Staffing Lab is looking for a Senior Site Reliability Engineer for one of it's clients. This position could be contract to hire or Full Time. No C2C, No Recruiters, 3rd Parties, etc...
We are seeking a Senior Site Reliability Engineer (SRE) with deep expertise in AWS networking, infrastructure automation, and production system reliability. This role demands a strong grasp of observability, operational excellence, and the ability to drive the adoption of DevOps/SRE best practices across engineering teams. You will be instrumental in shaping SLIs/SLOs, defining our DevOps maturity roadmap, and building robust, scalable infrastructure using Terraform, Lambda, Step Functions, and more.
You’ll be leading a team of SREs and collaborating closely with DevOps, Security, and Application teams to ensure reliable delivery and availability of services.
Key Responsibilities:
- Lead and mentor a team of SREs in developing scalable infrastructure and operational processes.
- Design and implement SLIs, SLOs, and Error Budgets across critical services and evangelize them across product teams.
- Architect and manage AWS networking environments including VPCs, Transit Gateways, Route 53, VPNs, NACLs, and Security Groups.
- Manage and monitor Palo Alto and Fortigate firewalls, and integrate them with cloud environments for hybrid network visibility.
- Define and evolve DevOps maturity models, guiding teams toward higher automation and reliability.
- Build and manage observability dashboards using Grafana, Cloudwatch and Datadog to track application and infrastructure health.
- Implement and maintain Infrastructure as Code (IaC) using Terraform to automate cloud deployments across environments.
- Develop and maintain serverless applications using AWS Lambda and Step Functions to support platform automation and operations.
- Collaborate with developers to define GitLab CI/CD pipelines and streamline the build, test, and deployment lifecycle.
- Champion incident response, blameless postmortems, and continuous improvement initiatives.
- Write scripts in Python or Bash to automate tasks and integrate systems.
Required Qualifications:
- 7+ years in SRE, DevOps, or Systems Engineering roles with increasing responsibility.
- Proven experience managing AWS production environments with a focus on networking.
- In-depth knowledge of Palo Alto and/or Fortigate firewall management and troubleshooting.
- Expertise in monitoring and observability tools, including Grafana and Datadog.
- Hands-on experience with Terraform in managing cloud infrastructure at scale.
- Experience building and deploying serverless architectures using Lambda and Step Functions.
- Demonstrated understanding of SLI/SLO design, error budgets, and reliability metrics.

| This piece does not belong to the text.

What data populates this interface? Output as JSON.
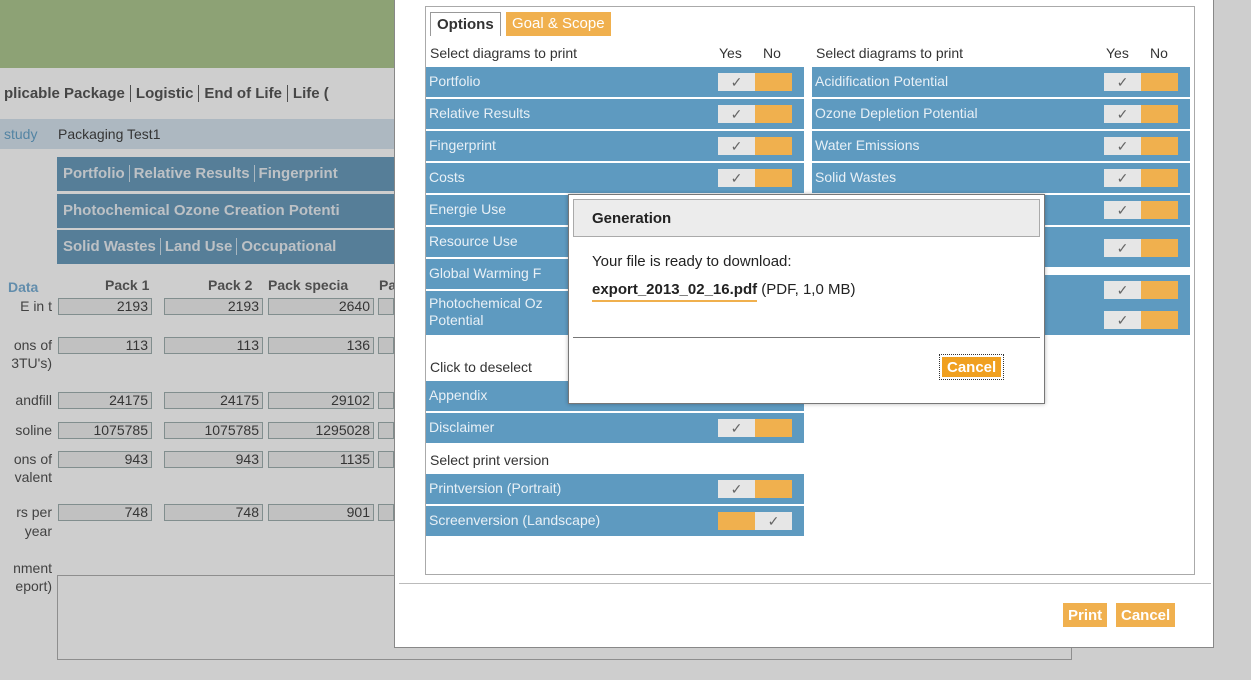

- Strong understanding of CI/CD principles and tools like GitLab CI/CD.
- Proficiency in scripting using Python or Bash.
Preferred Qualifications:
- AWS Certifications (e.g., Solutions Architect, Advanced Networking, DevOps Engineer)
- Familiarity with DevOps/SRE maturity models and implementing organizational transformation.
- Experience with compliance frameworks (SOC2, ISO 27001, etc.) as they pertain to infrastructure reliability.
- Familiarity with container orchestration is a plus.
Soft Skills:
- Strong leadership and mentoring capabilities.
- Ability to translate complex technical problems into actionable initiatives.
- Excellent communication and cross-functional collaboration skills.
- Bias for automation and continuous improvement.